Cryptocurrency exchange Coinbase Global logged a second successive quarterly loss, reporting a net deficit of $394.1 million, or $1.49 per share, for the quarter ended March 31. That result contrasts with a profit of $65.6 million, or $0.24 per share, in the same quarter a year earlier.
The company said transaction revenue fell to $756 million for the quarter, down about 40% from $1.26 billion in the prior-year period. The decline in transaction revenue accompanied a broader weakening in trading volumes on digital-asset platforms early in 2026.
Executives and market observers pointed to several interrelated forces that curtailed trading activity. Momentum in cryptocurrency prices cooled after a rally that pushed digital-asset values to record highs in October of last year. That loss of upward velocity, combined with tighter financial conditions and lingering macroeconomic uncertainty, reduced investors' willingness to take on risk and triggered a pullback in trading.
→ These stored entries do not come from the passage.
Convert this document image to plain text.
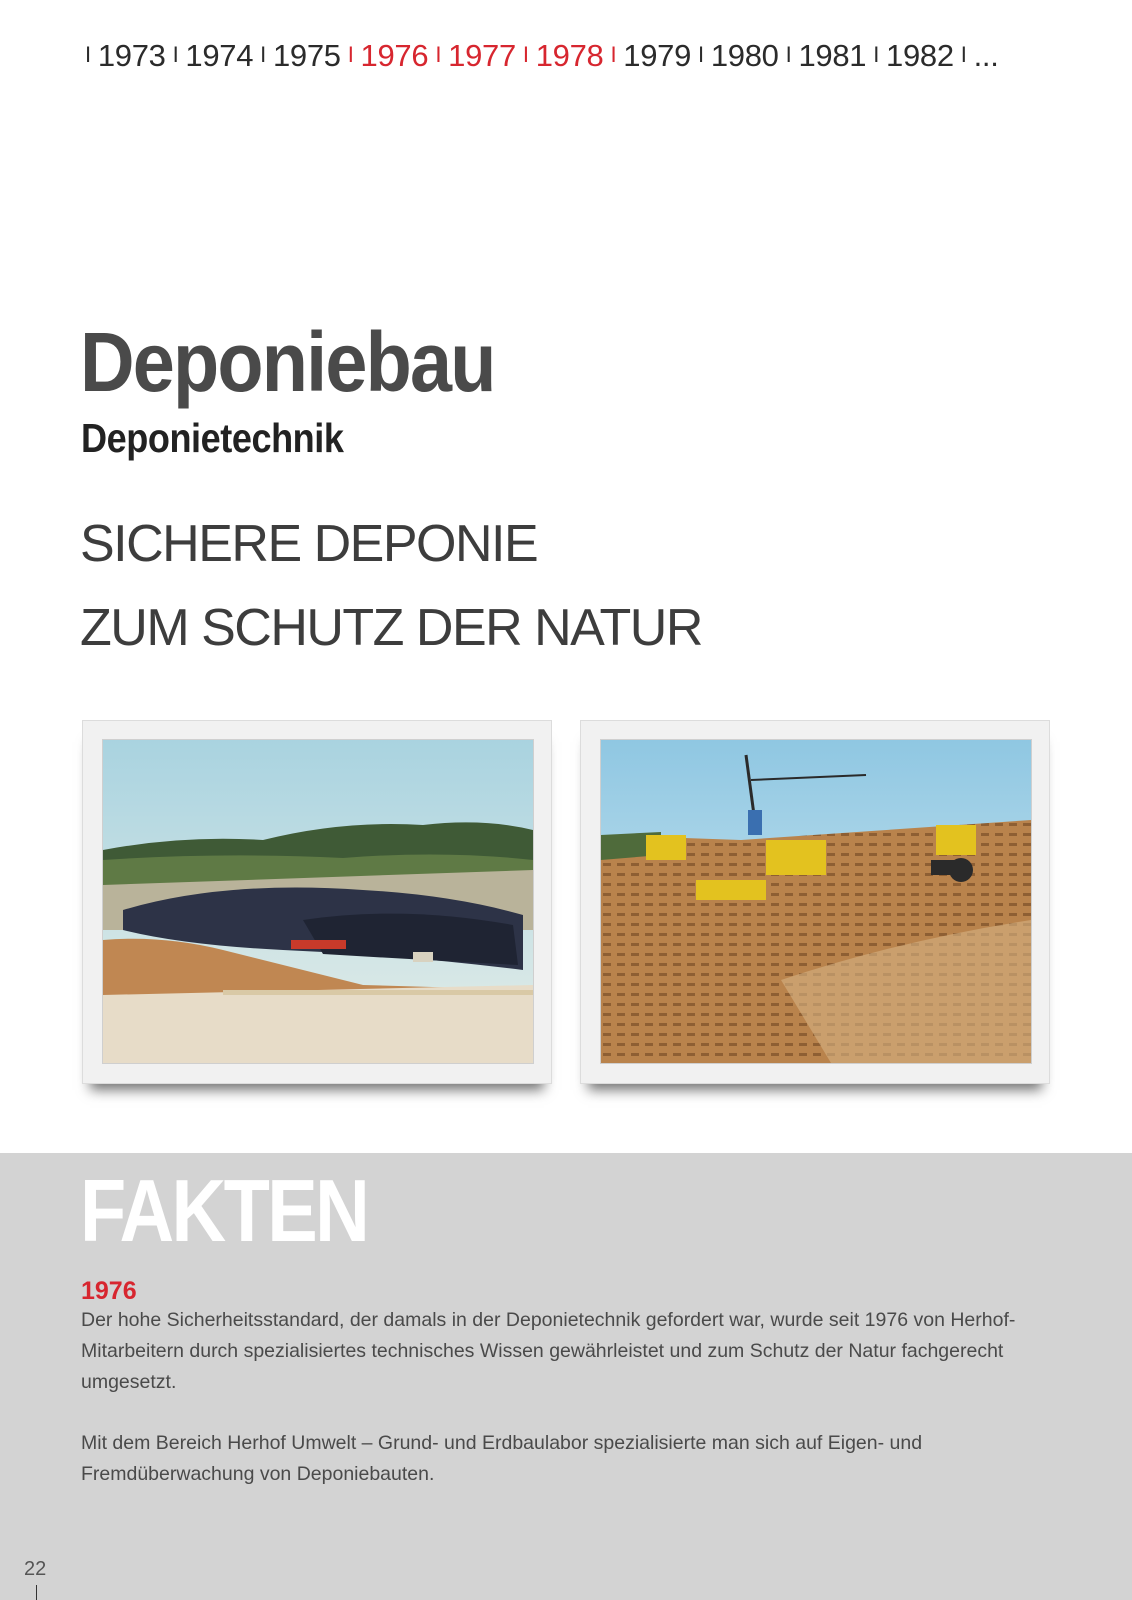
I 1973 I 1974 I 1975 I 1976 I 1977 I 1978 I 1979 I 1980 I 1981 I 1982 I ...
Deponiebau
Deponietechnik
SICHERE DEPONIE
ZUM SCHUTZ DER NATUR
FAKTEN
1976

Der hohe Sicherheitsstandard, der damals in der Deponietechnik gefordert war, wurde seit 1976 von Herhof-Mitarbeitern durch spezialisiertes technisches Wissen gewährleistet und zum Schutz der Natur fachgerecht umgesetzt.

Mit dem Bereich Herhof Umwelt – Grund- und Erdbaulabor spezialisierte man sich auf Eigen- und Fremdüberwachung von Deponiebauten.

22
Rising tensions in the Middle East also contributed to a market-wide risk-off shift, diverting capital into safer assets and further dampening demand for crypto trading. Those geopolitical concerns were cited as part of the environment that made it harder for crypto markets to sustain elevated volume levels.
The company’s results illustrate a broader change in how digital assets behave in investor portfolios. Digital assets have increasingly moved in step with conventional financial markets rather than acting as independent hedges, which has curtailed cross-asset inflows. As crypto prices track broader markets more closely, firms such as Coinbase face greater difficulty in producing counter-cyclical trading gains during market downturns.
Market reaction to the report was negative in extended trading, with Coinbase shares down about 4% following the results. The drop reflects investor concern over the revenue impact of softened trading volumes and the ongoing challenges to crypto’s role in diversified portfolios.
What this means
- Coinbase’s second straight quarter in the red underscores how sensitive exchange revenues are to trading activity.
- A 40% year-over-year decline in transaction revenue highlights the magnitude of the slowdown in client activity.
- Broader market dynamics - including tighter financial conditions and geopolitical risk - influenced investor behavior and reduced appetite for crypto exposure.